Boletim (Anti)Segurança #41
Cúpula do G20: controle logístico de fluxos, execuções policiais e a democracia securitária
“bota na conta do Papa”
O produto cultural símbolo dos gostos e usos securitários da democracia no Brasil é o filme Tropa de Elite. Nele, uma série de jargões e gírias característicos da simbiose entre meio delinquente e polícia ganhou o status de meme, antes mesmo da enorme popularização das redes sociais digitais, que viria na sequência. O filme é de 2007. As formas de nomear execuções, torturas e negócios duvidosos viraram figuras de linguagem na vida cotidiana popular: “traz o saco”, “fatia”, “senta o dedo”, “quem quer rir, tem que fazer rir”, “cada cachorro que lamba sua caceta”, dentre outras expressões temperadas pelo peculiar sarcasmo do carioca. Embora já fossem largamente usadas por muitas pessoas, especialmente policiais em todas suas formas, elas encontraram terreno fértil na sociabilidade autoritária e violenta do Brasil e o filme fez com que se espalhassem. Um ou outro meio da classe média letrada, que tem nojo de pobre, e que, tal como os pentecostais, pensa que gíria é coisa do demônio, pode ter torcido o nariz; mas é fato que o sucesso do filme, entre salas de cinema e DVDs piratas, ampliaram o repertório de falas fascistas que fazem a amarga tirania de nossas vidas cotidianas.
O filme se passa em 1997, quando o Bope, batalhão especial da polícia militar fluminense, está engajado na missão de pacificar a favela do morro do Turano, para garantir a segurança da terceira visita do Papa João Paulo II, entre os dias 2 e 6 de outubro daquele ano, por ocasião do Encontro Mundial com as Famílias. O sumo pontífice Karol Józef Wojtyła passaria uma noite próximo aos pobres do Turano e cabia ao Bope garantir a paz para que o líder máximo da burocracia católica pudesse anunciar que “a família é patrimônio da humanidade, porque é mediante a família que, conforme o desígnio de Deus, deve-se prolongar a presença do homem sobre a terra. Nas famílias cristãs, fundadas no sacramento do matrimônio, a fé nos vislumbra maravilhosamente o rosto de Cristo, esplendor da verdade, que enche de luz e de alegria os lares que inspiram a sua vida no Evangelho”¹. Pode até ser que essa fé da família fundada no matrimônio tenha enchido de luz e alegria alguns lares; mas os lares do morro do Turano o Bope encheu foi de bala mesmo. Isso serve de referência para mostrar aos atuais direitólogos, praticantes da direitologia que domina as “agendas de pesquisa” das ciências humanas hoje, que matar em nome de Deus e da Família não é algo recente na democracia brasileira. Mas este não é o assunto deste boletim.

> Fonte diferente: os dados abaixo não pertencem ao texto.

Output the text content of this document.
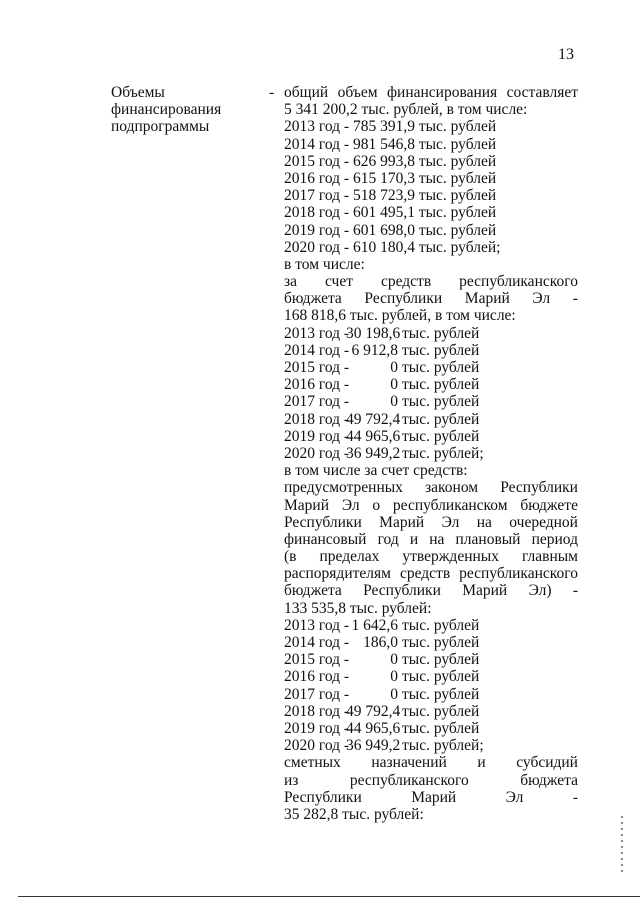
13
Объемы
финансирования
подпрограммы
- общий объем финансирования составляет
5 341 200,2 тыс. рублей, в том числе:
2013 год - 785 391,9 тыс. рублей
2014 год - 981 546,8 тыс. рублей
2015 год - 626 993,8 тыс. рублей
2016 год - 615 170,3 тыс. рублей
2017 год - 518 723,9 тыс. рублей
2018 год - 601 495,1 тыс. рублей
2019 год - 601 698,0 тыс. рублей
2020 год - 610 180,4 тыс. рублей;
в том числе:
за счет средств республиканского
бюджета Республики Марий Эл -
168 818,6 тыс. рублей, в том числе:
2013 год -
30 198,6 тыс. рублей
2014 год - 6 912,8 тыс. рублей
2015 год -	0 тыс. рублей
2016 год -	0 тыс. рублей
2017 год -	0 тыс. рублей
2018 год -
49 792,4 тыс. рублей
2019 год -
44 965,6 тыс. рублей
2020 год -
36 949,2 тыс. рублей;
в том числе за счет средств:
предусмотренных законом Республики
Марий Эл о республиканском бюджете
Республики Марий Эл на очередной
финансовый год и на плановый период
(в пределах утвержденных главным
распорядителям средств республиканского
бюджета Республики Марий Эл) -
133 535,8 тыс. рублей:
2013 год - 1 642,6 тыс. рублей
2014 год - 186,0 тыс. рублей
2015 год -	0 тыс. рублей
2016 год -	0 тыс. рублей
2017 год -	0 тыс. рублей
2018 год -
49 792,4 тыс. рублей
2019 год -
44 965,6 тыс. рублей
2020 год -
36 949,2 тыс. рублей;
сметных назначений и субсидий
из	республиканского	бюджета
Республики	Марий	Эл	-
35 282,8 тыс. рублей:
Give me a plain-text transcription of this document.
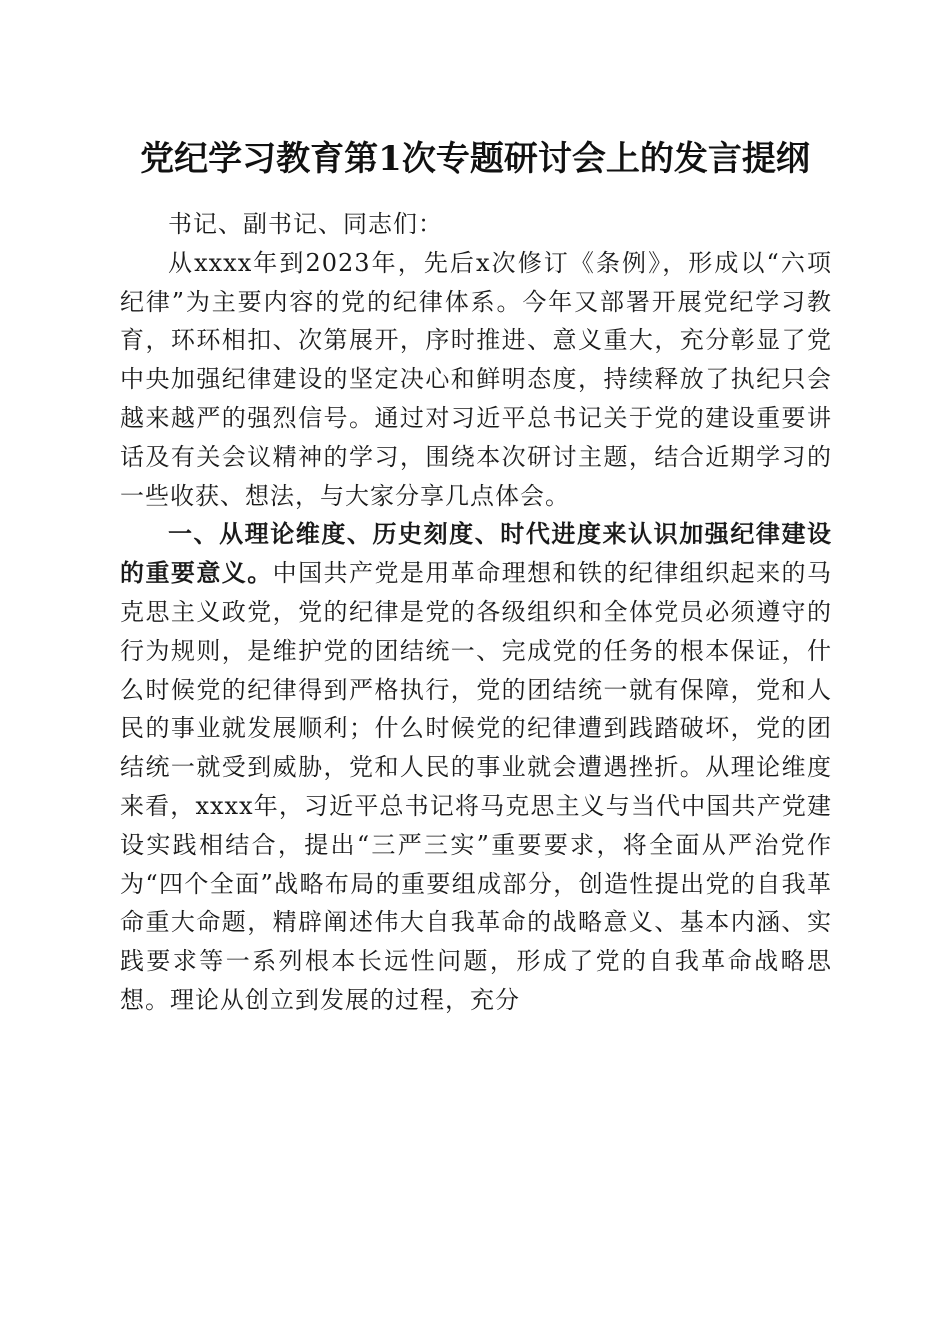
党纪学习教育第1次专题研讨会上的发言提纲

书记、副书记、同志们：

从xxxx年到2023年，先后x次修订《条例》，形成以“六项纪律”为主要内容的党的纪律体系。今年又部署开展党纪学习教育，环环相扣、次第展开，序时推进、意义重大，充分彰显了党中央加强纪律建设的坚定决心和鲜明态度，持续释放了执纪只会越来越严的强烈信号。通过对习近平总书记关于党的建设重要讲话及有关会议精神的学习，围绕本次研讨主题，结合近期学习的一些收获、想法，与大家分享几点体会。

一、从理论维度、历史刻度、时代进度来认识加强纪律建设的重要意义。中国共产党是用革命理想和铁的纪律组织起来的马克思主义政党，党的纪律是党的各级组织和全体党员必须遵守的行为规则，是维护党的团结统一、完成党的任务的根本保证，什么时候党的纪律得到严格执行，党的团结统一就有保障，党和人民的事业就发展顺利；什么时候党的纪律遭到践踏破坏，党的团结统一就受到威胁，党和人民的事业就会遭遇挫折。从理论维度来看，xxxx年，习近平总书记将马克思主义与当代中国共产党建设实践相结合，提出“三严三实”重要要求，将全面从严治党作为“四个全面”战略布局的重要组成部分，创造性提出党的自我革命重大命题，精辟阐述伟大自我革命的战略意义、基本内涵、实践要求等一系列根本长远性问题，形成了党的自我革命战略思想。理论从创立到发展的过程，充分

O Rio de Janeiro já havia sido palco de uma operação especial de segurança para garantia de um megaevento internacional. Em 1992, a primeira operação de Garantia da Lei e da Ordem (GLO) da democracia atual foi decretada pela presidência da república, convocando as Forças Armadas para cumprir funções de segurança pública e garantir a paz durante a Conferência das Nações Unidas sobre o Meio Ambiente e Desenvolvimento, a ECO-92. Um mega esquema de segurança com reconfiguração logística da cidade foi montado para garantir que os líderes mundiais e seus apaniguados discutissem como salvar o planeta, isto é, reconfigurar o capitalismo global. De lá para cá, são mais de três décadas que, a cada novo megaevento global, operações especiais de segurança fazem um upgrade da combinação entre sitiamento militar, excepcionalidade policial para prática de extermínio discriminado e tecnologia de monitoramento para garantir, aos olhos da governança global, a paz e a segurança. A lista é enorme: Jogos Pan-Americanos, Jornada Mundial da Juventude, Copa do Mundo FIFA, Olimpíadas Rio 2016, entre outros menores, alguns analisados em boletins anteriores que estão em nosso site.
Em Tropa de Elite há uma cena de execução sumária que também produziu uma dessas expressões que viriam a ser repetidas em situações diversas no cotidiano popular: “bota na conta do Papa”. Em meio a uma operação na favela, um grupo do Bope liderado pelo Capitão Nascimento, esse herói sem caráter do fascismo democrático brasileiro, recebe um chamado de urgência que os obriga a interromper uma sessão de tortura com um suposto traficante para irem para o morro do Babilônia. O subordinado do capitão pergunta o que fazer com a pessoa que eles estavam torturando por sufocamento com um saco plástico, ao que o capitão responde: “bota na conta do Papa”. O policial se agacha ao mesmo nível do torturado, para que a perícia não pudesse caracterizar, pelo ângulo do tiro, como execução, e “senta o dedo”.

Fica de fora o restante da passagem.